ENTENDRE LA VOIX DE DIEU

Job 33, 14-16  (Segond 21) : « Dieu parle tantôt d’une manière, tantôt d’une autre, et on ne le remarque pas. Il parle par des rêves, par des visions nocturnes, quand un sommeil profond tombe sur les hommes, quand ils sont endormis sur leur lit. Il leur communique alors son message et confirme les avertissements qu’il leur donne ».

   Lorsqu’un chrétien né de nouveau pense à Dieu, la première pensée qui lui vient à l’esprit, c’est : Dieu est amour (1 Jn 4,8). Pour lui, la preuve la plus éclatante de cet amour est le sacrifice de Jésus à la Croix, ce sacrifice unique et parfait qui nous libère de l’esclavage du péché et nous réconcilie avec Dieu. 

   Dans le même mouvement de pensée, le chrétien peut affirmer aussi que « Dieu est Esprit », comme le dit Jean (Jn 4,24). Ce même chrétien sait aussi que Dieu est saint, il peut tout, il sait tout, il est présent en tous lieux en même temps, parce qu’il est Esprit.

   On retrouve tous ces attributs de Dieu dans les textes bibliques, Ancien Testament, comme Nouveau Testament.

   Si Dieu était tout cela, mais rien que cela, ce serait déjà énorme ; il serait déjà digne d’être adoré. Mais il manquerait une chose essentielle pour les hommes qu’il a créés, pour les chrétiens, bien sûr, mais aussi pour les non-chrétiens qui se convertiront un jour. Quelle est cette chose ? Les hommes ont besoin de parler à leur Créateur,  et de savoir qu’Il les écoute.
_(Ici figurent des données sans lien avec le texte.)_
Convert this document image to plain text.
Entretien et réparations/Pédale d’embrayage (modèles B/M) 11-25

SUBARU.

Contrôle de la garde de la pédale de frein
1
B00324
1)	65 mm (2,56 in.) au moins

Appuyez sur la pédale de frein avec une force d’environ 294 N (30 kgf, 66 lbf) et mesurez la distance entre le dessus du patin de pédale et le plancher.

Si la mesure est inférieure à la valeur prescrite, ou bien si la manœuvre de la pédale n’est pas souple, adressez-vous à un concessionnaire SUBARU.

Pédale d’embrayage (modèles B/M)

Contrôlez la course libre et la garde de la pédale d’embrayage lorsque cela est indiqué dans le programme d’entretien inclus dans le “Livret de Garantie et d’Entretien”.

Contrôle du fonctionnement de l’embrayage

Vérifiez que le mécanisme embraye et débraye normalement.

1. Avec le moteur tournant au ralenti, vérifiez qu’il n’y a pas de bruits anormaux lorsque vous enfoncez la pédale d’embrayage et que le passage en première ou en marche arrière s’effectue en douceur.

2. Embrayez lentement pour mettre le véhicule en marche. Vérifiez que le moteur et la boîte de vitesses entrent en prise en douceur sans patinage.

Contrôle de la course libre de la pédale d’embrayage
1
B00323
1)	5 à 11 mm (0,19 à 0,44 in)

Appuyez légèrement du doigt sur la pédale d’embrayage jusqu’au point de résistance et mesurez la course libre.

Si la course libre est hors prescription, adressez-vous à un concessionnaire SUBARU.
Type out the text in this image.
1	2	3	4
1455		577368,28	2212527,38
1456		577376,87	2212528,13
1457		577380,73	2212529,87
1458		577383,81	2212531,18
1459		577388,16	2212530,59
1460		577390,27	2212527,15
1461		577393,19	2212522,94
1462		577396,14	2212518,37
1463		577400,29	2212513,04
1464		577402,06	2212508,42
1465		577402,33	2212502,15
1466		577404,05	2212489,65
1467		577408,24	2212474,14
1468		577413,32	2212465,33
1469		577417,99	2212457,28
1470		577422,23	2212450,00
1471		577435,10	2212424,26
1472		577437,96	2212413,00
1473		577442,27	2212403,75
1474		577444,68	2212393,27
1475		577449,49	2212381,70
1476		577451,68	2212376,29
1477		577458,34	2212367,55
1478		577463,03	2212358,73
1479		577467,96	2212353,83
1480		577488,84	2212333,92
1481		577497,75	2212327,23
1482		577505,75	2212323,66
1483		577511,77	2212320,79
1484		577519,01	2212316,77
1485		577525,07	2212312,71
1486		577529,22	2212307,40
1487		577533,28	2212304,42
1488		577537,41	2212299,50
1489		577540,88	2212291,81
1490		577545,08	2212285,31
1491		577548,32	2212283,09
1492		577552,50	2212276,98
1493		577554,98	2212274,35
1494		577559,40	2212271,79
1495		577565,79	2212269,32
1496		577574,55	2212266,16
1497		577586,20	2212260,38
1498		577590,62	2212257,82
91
Mais aussi et surtout, ils ont besoin de l’entendre parler. Ils ont besoin d’entendre sa voix. Eh bien, c’est ce que Dieu a toujours fait, depuis la Création.

   L’apôtre Jean le dit dès les premiers mots de son évangile : « Au commencement était la Parole, et la parole était avec Dieu, et la Parole était Dieu » (Jn 1,1). 

  Ce qui différencie notre Dieu des faux dieux, c’est-à-dire des idoles devant lesquels se sont prosternés, et se prosternent encore tant d’hommes, c’est que notre Dieu parle à ses créatures. Pourquoi ? Parce qu’il veut se révéler à elles, il veut se faire comprendre d’elles, les guider, les prévenir des dangers, les conseiller dans leur vie de tous les jours.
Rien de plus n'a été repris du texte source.